Il y avait trois ans que ça n’était plus arrivé. Trois ans c’est peu, mais c’était assez long néanmoins pour m’avoir fait craindre un changement définitif, un tournant irrémédiable dans le rapport de l’enseignant que je suis avec ses étudiants. Crainte nourrie, assez stupidement et légitimement à la fois, à voir mes élèves d’année en année s’éloigner de ma génération. Il faut dire que, de manière plutôt extraordinaire, la formation des élèves instituteurs des écoles D. occupe une place toute particulière dans ma « carrière » d’enseignant et s’impose, dans un regard en arrière, comme un leitmotiv, alors même que j’ai eu trois employeurs différents. Au tout début de ma vie professionnelle, alors que je débarquais en Bretagne, et après que j’avais été engagé à la suite d’une courte discussion dans un bar, bien trop légère pour évaluer mes compétences, je me trouvai être bien vite celui à qui l’on confia la formation des élèves instit. A  l’époque, emporté par le flux du torrent, je ne me posai guère de questions mais aujourd’hui, avec le recul, je mesure à quel point on me fit confiance et  à quel point cette confiance peut être structurante pour une personne. Je devais avoir vingt six ans, j’avais l’âge de bon nombre de mes élèves, beaucoup d’autres étaient mes aînés. Je me souviens d’une formation d’une semaine, qui n’était pas encore celle des futurs instits, où l’on me confia quelques cours au groupe du niveau supérieur. Il y avait, parmi les élèves, le fils d’un éditeur-écrivain, lui-même écrivain, élevé en langue bretonne qui venait d’avoir le CAPES de breton – accordé dans un acte régalien du monarque socialiste de l’époque – et qui suivait ce stage dans le cadre de sa formation post concours. Quel trac ! Que pouvais-je bien apporter que ne sache déjà cette personne, d’autant que mon matériel pédagogique était à l’époque bien succinct ? Je sortis mon seul fleuron d’alors, mon analyse sur la subordonnée relative en breton, lentement élaborée à la lumière de la différence entre « that » et « which » en anglais (j’ai donc quelques raisons d’avoir une tendresse particulière pour l’idiome de William !) que m’avait expliquée ma sœur licenciée en cette langue. Le système tenait la route et n’avait, à mon sens, au vu que ce qui existait dans les grammaires bretonnes, pas de concurrent sérieux. Premier succès. Encore aujourd’hui, chaque fois que j’attaque le problème des subordonnées relatives devant mes étudiants, je sais la dette que j’ai envers elles.
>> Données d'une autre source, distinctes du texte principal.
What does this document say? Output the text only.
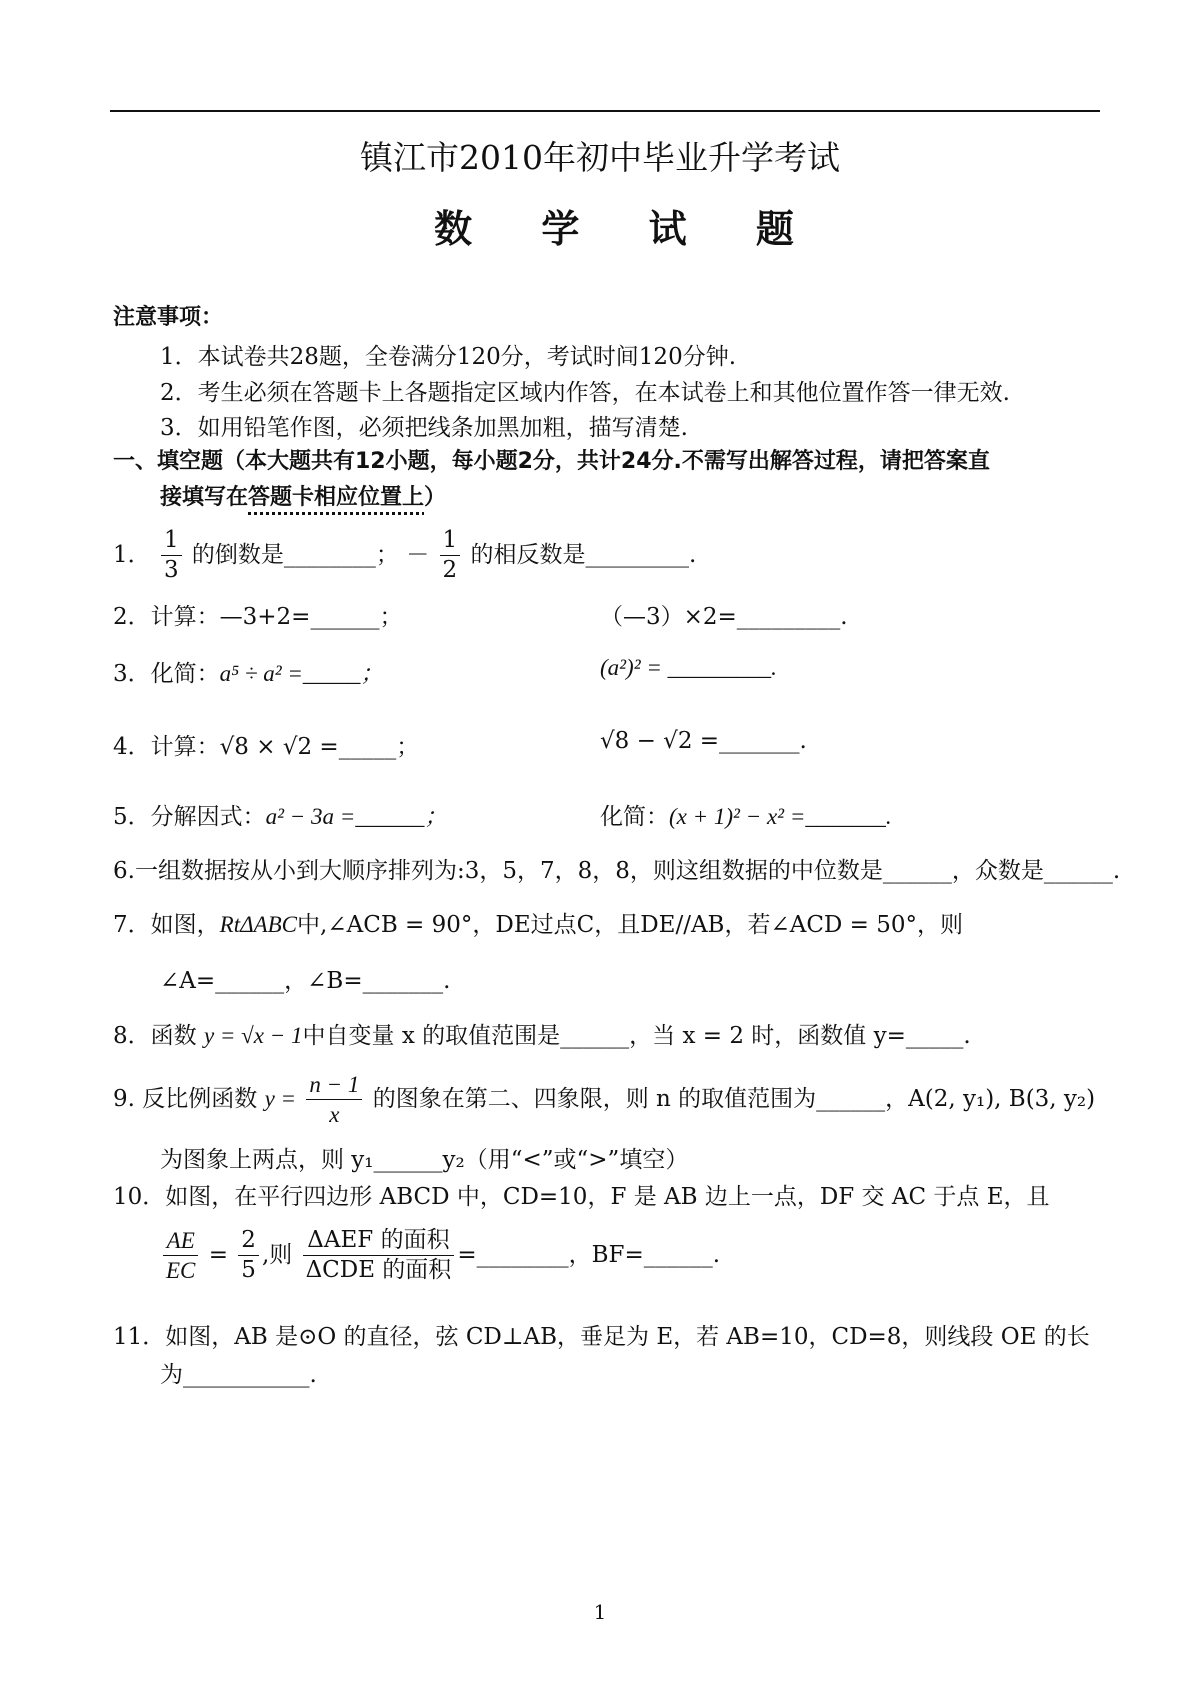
镇江市2010年初中毕业升学考试
数 学 试 题
注意事项：
1．本试卷共28题，全卷满分120分，考试时间120分钟.
2．考生必须在答题卡上各题指定区域内作答，在本试卷上和其他位置作答一律无效.
3．如用铅笔作图，必须把线条加黑加粗，描写清楚.
一、填空题（本大题共有12小题，每小题2分，共计24分.不需写出解答过程，请把答案直
接填写在答题卡相应位置上）
1． $\frac{1}{3}$ 的倒数是________； － $\frac{1}{2}$ 的相反数是_________.
2．计算：—3+2=______；	（—3）×2=_________.
3．化简：a⁵ ÷ a² =_____；	(a²)² = _________.
4．计算：√8 × √2 =_____；	√8 − √2 =_______.
5．分解因式：a² − 3a =______；	化简：(x + 1)² − x² =_______.
6.一组数据按从小到大顺序排列为:3，5，7，8，8，则这组数据的中位数是______，众数是______.
7．如图，RtΔABC中,∠ACB = 90°，DE过点C，且DE//AB，若∠ACD = 50°，则
∠A=______，∠B=_______.
8．函数 y = √x − 1中自变量 x 的取值范围是______，当 x = 2 时，函数值 y=_____.
9. 反比例函数 $y = \frac{n - 1}{x}$ 的图象在第二、四象限，则 n 的取值范围为______，A(2, y₁), B(3, y₂)
为图象上两点，则 y₁______y₂（用“<”或“>”填空）
10．如图，在平行四边形 ABCD 中，CD=10，F 是 AB 边上一点，DF 交 AC 于点 E，且
$\frac{AE}{EC} = \frac{2}{5}$ ,则 $\frac{\text{ΔAEF 的面积}}{\text{ΔCDE 的面积}}$ =________，BF=______.
11．如图，AB 是⊙O 的直径，弦 CD⊥AB，垂足为 E，若 AB=10，CD=8，则线段 OE 的长
为___________.
1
Cette confiance accordée, si précieuse, elle est bien-sûr le fait d’une personne, dont je vois seulement aujourd’hui clairement le rôle. C’était Herve. Il avait été nommé directeur pédagogique de l’organisme de formation qui était celui où je débutais. Il avait un caractère épouvantable mais il m’a très vite estimé et dans ses bons jours, il était d’une vraie générosité intellectuelle. Il est la seule personne avec la quelle j’aie pu échanger de manière aussi ouverte sur la langue (bien qu’il en eût parfois une vision un peu raide). Cela peut paraître curieux à ceux qui se rappellent ses colères terribles et sa grosse barbe à la Karl Marx derrière laquelle il cachait sa sensibilité, mais il est la seule personne avec qui, moi le travailleur solitaire, j’ai pu collaborer vraiment dans mon travail sur la langue. C’est terrible de penser à quel point les problèmes de comportement peuvent faire de l’ombre et gâter les qualités des personnes. Et puis il m’estimait et me faisait confiance, je le savais et son épouse me le confirma au lendemain (ou le jour même ?) de sa mort, à trente neuf ans. Lorsqu’on me confia l’horrible tâche de prononcer un discours à son enterrement, je ne savais trop quoi dire.  Il était devenu notre « chef », nous étions encore sous le coup de ses crises d’hystérie, je n’avais pas le recul nécessaire. En mourant il me cédait sa place que je ne convoitais pas. Aujourd’hui, je saurais quoi dire.

Une fois de plus, tout ce qui précède n’est en aucun cas ce dont je voulais parler ici, ni dans la tonalité que je voulais donner à ce texte. Mais souvent des chapitres s’imposent, des vérités se font jour par le simple fait de vouloir raconter les choses au plus juste.

A cette époque, ayant créé un nouvel organisme de formation, sous l’impulsion d’Hervé qui, dans une vision politique dont je serai toujours incapable, avait décidé d’en faire une société coopérative plutôt qu’une structure associative, nous avions « perdu » la formation des élèves instituteurs. Nous la regagnerons, au lendemain de la mort d’Hervé. Une histoire de confiance gagnée aussi, je pense. J’eus alors l’impression de retrouver mon troupeau délaissé quelques années. Je m’attribuai (et on me laissa allègrement le faire, je crois), l’essentiel de ces jours de formations à Quimper. Je rêvais alors secrètement, sans jamais rien faire pour que cela arrive néanmoins, de me consacrer un jour entièrement à la formation du personnel enseignant des écoles D., de ne plus être un « sous-traitant », d’être embauché directement par l’organisme de formation des dites écoles. C’est finalement ce qui advint dans une étrange conjonction de circonstances qui me firent quitter mon ancienne boutique, ma femme, mon jardin pour aller vivre à « l’ombre de mon amante de pierre ».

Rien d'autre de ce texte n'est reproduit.